Store anns and preds instead of evals in EvaluatorModule

2026-01-09 16:59:33 +01:00 · 2025-09-30 19:10:07 +01:00 · 2025-09-30 19:10:07 +01:00 · 2d796394f6
commit 2d796394f6
parent 49ec1916ce
3 changed files with 24 additions and 12 deletions
--- a/src/batdetect2/cli/evaluate.py
+++ b/src/batdetect2/cli/evaluate.py
@ -17,6 +17,7 @@ DEFAULT_OUTPUT_DIR = Path("outputs") / "evaluation"
@click.argument("model-path", type=click.Path(exists=True))
@click.argument("test_dataset", type=click.Path(exists=True))
@click.option("--config", "config_path", type=click.Path())
+@click.option("--base-dir", type=click.Path(), default=Path.cwd())
@click.option("--output-dir", type=click.Path(), default=DEFAULT_OUTPUT_DIR)
@click.option("--experiment-name", type=str)
@click.option("--run-name", type=str)
@ -30,6 +31,7 @@ DEFAULT_OUTPUT_DIR = Path("outputs") / "evaluation"
 def evaluate_command(
    model_path: Path,
    test_dataset: Path,
+    base_dir: Path,
    config_path: Optional[Path],
    output_dir: Path = DEFAULT_OUTPUT_DIR,
    num_workers: Optional[int] = None,
@ -52,7 +54,10 @@ def evaluate_command(

    logger.info("Initiating evaluation process...")

-    test_annotations = load_dataset_from_config(test_dataset)
+    test_annotations = load_dataset_from_config(
+        test_dataset,
+        base_dir=base_dir,
+    )
    logger.debug(
        "Loaded {num_annotations} test examples",
        num_annotations=len(test_annotations),
--- a/src/batdetect2/evaluate/lightning.py
+++ b/src/batdetect2/evaluate/lightning.py
@ -1,6 +1,7 @@
-from typing import Any
+from typing import Any, List

 from lightning import LightningModule
+from soundevent import data
 from torch.utils.data import DataLoader

 from batdetect2.evaluate.dataset import TestDataset, TestExample
@ -8,6 +9,7 @@ from batdetect2.logging import get_image_logger
 from batdetect2.models import Model
 from batdetect2.postprocess import to_raw_predictions
 from batdetect2.typing import EvaluatorProtocol
+from batdetect2.typing.postprocess import RawPrediction


 class EvaluationModule(LightningModule):
@ -21,9 +23,10 @@ class EvaluationModule(LightningModule):
        self.model = model
        self.evaluator = evaluator

-        self.clip_evaluations = []
+        self.clip_annotations: List[data.ClipAnnotation] = []
+        self.predictions: List[List[RawPrediction]] = []

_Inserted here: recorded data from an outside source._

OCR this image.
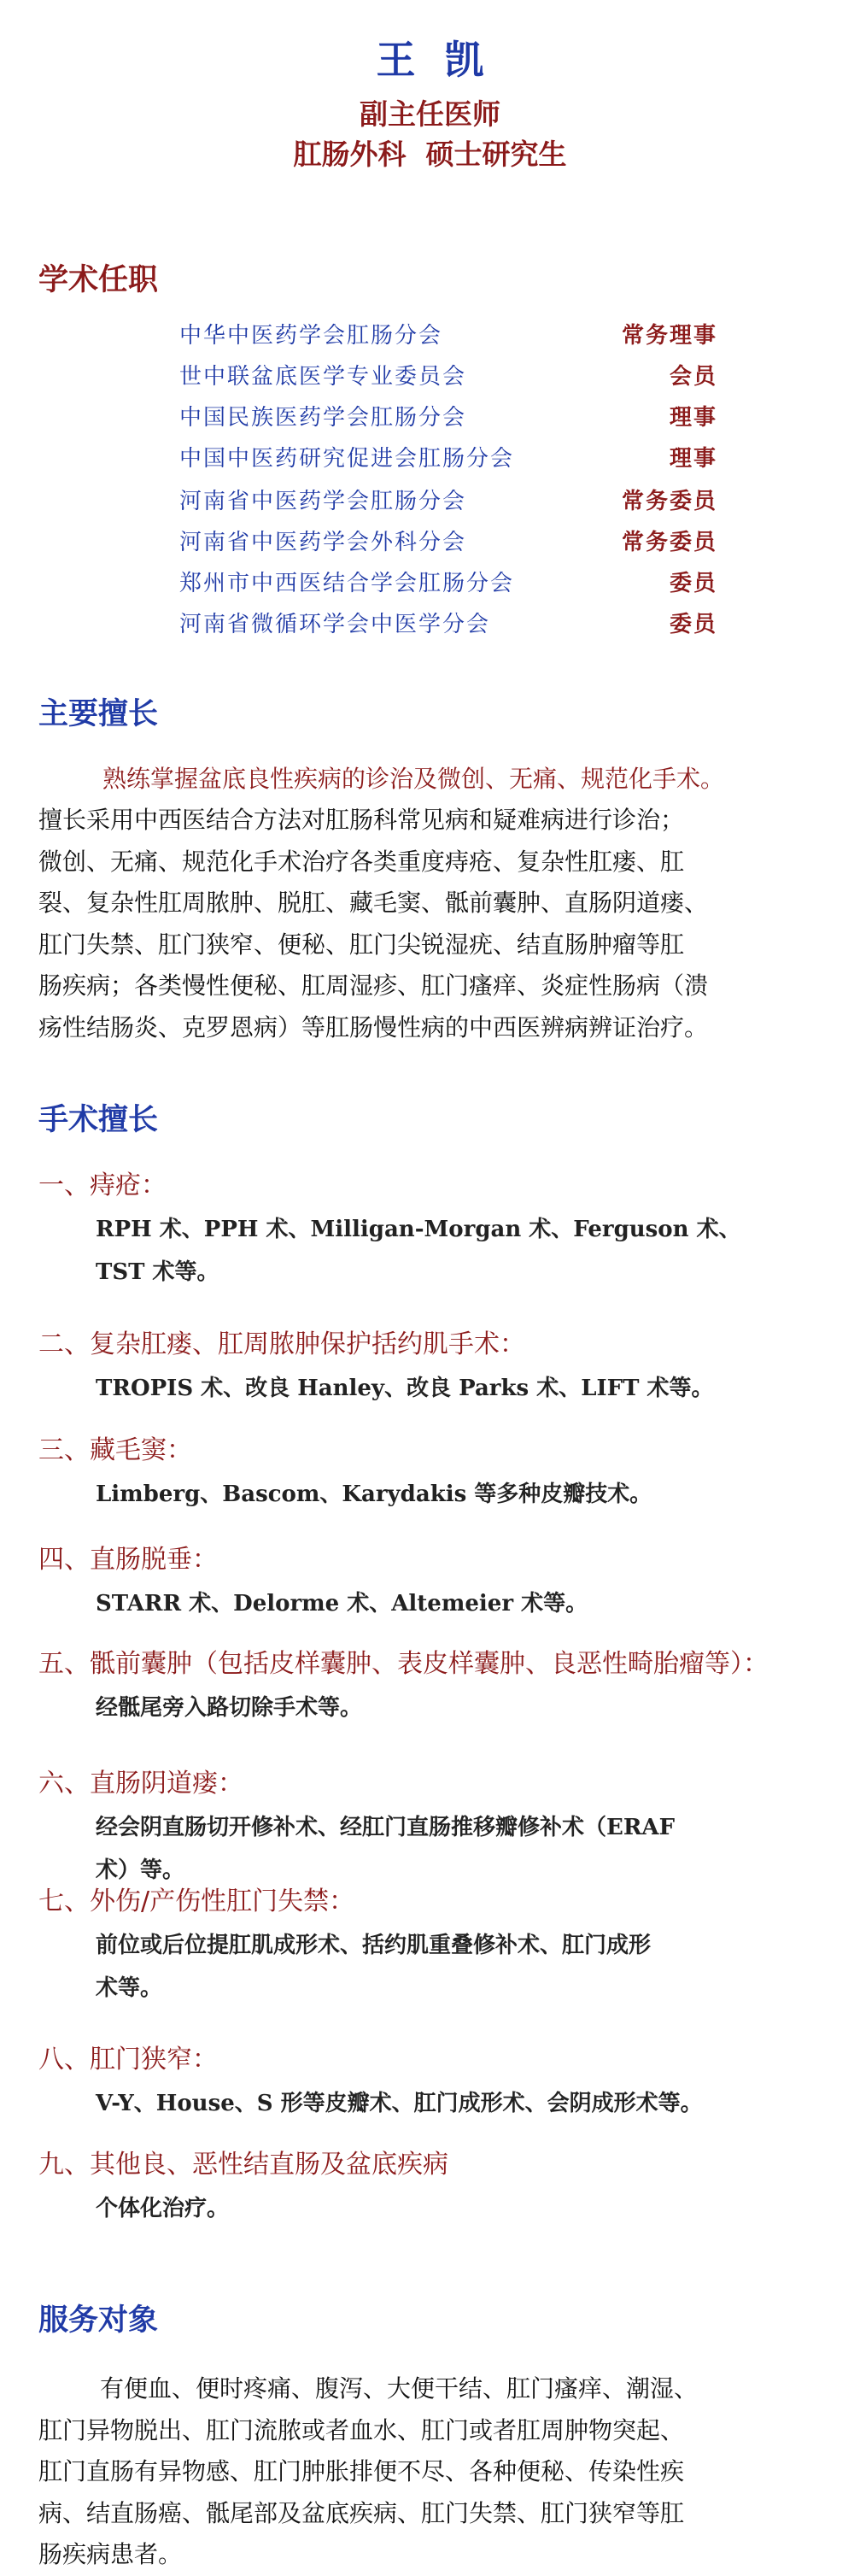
王凯
副主任医师
肛肠外科  硕士研究生
学术任职
中华中医药学会肛肠分会	常务理事
世中联盆底医学专业委员会	会员
中国民族医药学会肛肠分会	理事
中国中医药研究促进会肛肠分会	理事
河南省中医药学会肛肠分会	常务委员
河南省中医药学会外科分会	常务委员
郑州市中西医结合学会肛肠分会	委员
河南省微循环学会中医学分会	委员
主要擅长
熟练掌握盆底良性疾病的诊治及微创、无痛、规范化手术。
擅长采用中西医结合方法对肛肠科常见病和疑难病进行诊治；
微创、无痛、规范化手术治疗各类重度痔疮、复杂性肛瘘、肛
裂、复杂性肛周脓肿、脱肛、藏毛窦、骶前囊肿、直肠阴道瘘、
肛门失禁、肛门狭窄、便秘、肛门尖锐湿疣、结直肠肿瘤等肛
肠疾病；各类慢性便秘、肛周湿疹、肛门瘙痒、炎症性肠病（溃
疡性结肠炎、克罗恩病）等肛肠慢性病的中西医辨病辨证治疗。
手术擅长
一、痔疮：
RPH 术、PPH 术、Milligan-Morgan 术、Ferguson 术、
TST 术等。
二、复杂肛瘘、肛周脓肿保护括约肌手术：
TROPIS 术、改良 Hanley、改良 Parks 术、LIFT 术等。
三、藏毛窦：
Limberg、Bascom、Karydakis 等多种皮瓣技术。
四、直肠脱垂：
STARR 术、Delorme 术、Altemeier 术等。
五、骶前囊肿（包括皮样囊肿、表皮样囊肿、良恶性畸胎瘤等）：
经骶尾旁入路切除手术等。
六、直肠阴道瘘：
经会阴直肠切开修补术、经肛门直肠推移瓣修补术（ERAF
术）等。
七、外伤/产伤性肛门失禁：
前位或后位提肛肌成形术、括约肌重叠修补术、肛门成形
术等。
八、肛门狭窄：
V-Y、House、S 形等皮瓣术、肛门成形术、会阴成形术等。
九、其他良、恶性结直肠及盆底疾病
个体化治疗。
服务对象
有便血、便时疼痛、腹泻、大便干结、肛门瘙痒、潮湿、
肛门异物脱出、肛门流脓或者血水、肛门或者肛周肿物突起、
肛门直肠有异物感、肛门肿胀排便不尽、各种便秘、传染性疾
病、结直肠癌、骶尾部及盆底疾病、肛门失禁、肛门狭窄等肛
肠疾病患者。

-    def test_step(self, batch: TestExample):
+    def test_step(self, batch: TestExample, batch_idx: int):
        dataset = self.get_dataset()
        clip_annotations = [
            dataset.clip_annotations[int(example_idx)]
@ -43,18 +46,22 @@ class EvaluationModule(LightningModule):
            for clip_dets in clip_detections
        ]

-        self.clip_evaluations.extend(
-            self.evaluator.evaluate(clip_annotations, predictions)
-        )
+        self.clip_annotations.extend(clip_annotations)
+        self.predictions.extend(predictions)

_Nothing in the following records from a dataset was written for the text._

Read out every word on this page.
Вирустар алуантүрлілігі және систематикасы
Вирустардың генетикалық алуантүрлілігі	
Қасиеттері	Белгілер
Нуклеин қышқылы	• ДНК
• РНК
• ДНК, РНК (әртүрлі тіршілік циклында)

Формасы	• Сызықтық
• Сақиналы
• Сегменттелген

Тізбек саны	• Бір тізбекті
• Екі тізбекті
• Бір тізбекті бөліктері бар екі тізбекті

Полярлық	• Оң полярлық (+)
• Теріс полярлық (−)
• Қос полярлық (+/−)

    def on_test_epoch_start(self):
-        self.clip_evaluations = []
+        self.clip_annotations = []
+        self.predictions = []

    def on_test_epoch_end(self):
-        self.log_metrics(self.clip_evaluations)
-        self.plot_examples(self.clip_evaluations)
+        clip_evals = self.evaluator.evaluate(
+            self.clip_annotations,
+            self.predictions,
+        )
+        self.log_metrics(clip_evals)
+        self.generate_plots(clip_evals)

-    def plot_examples(self, evaluated_clips: Any):
+    def generate_plots(self, evaluated_clips: Any):
        plotter = get_image_logger(self.logger)  # type: ignore

        if plotter is None:
--- a/src/batdetect2/evaluate/metrics/classification.py
+++ b/src/batdetect2/evaluate/metrics/classification.py
@ -122,7 +122,7 @@ class ClassificationAveragePrecision(BaseClassificationMetric):
        }

        mean_score = float(
-            np.mean([v for v in class_scores.values() if v != np.nan])
+            np.mean([v for v in class_scores.values() if not np.isnan(v)])
        )

        return {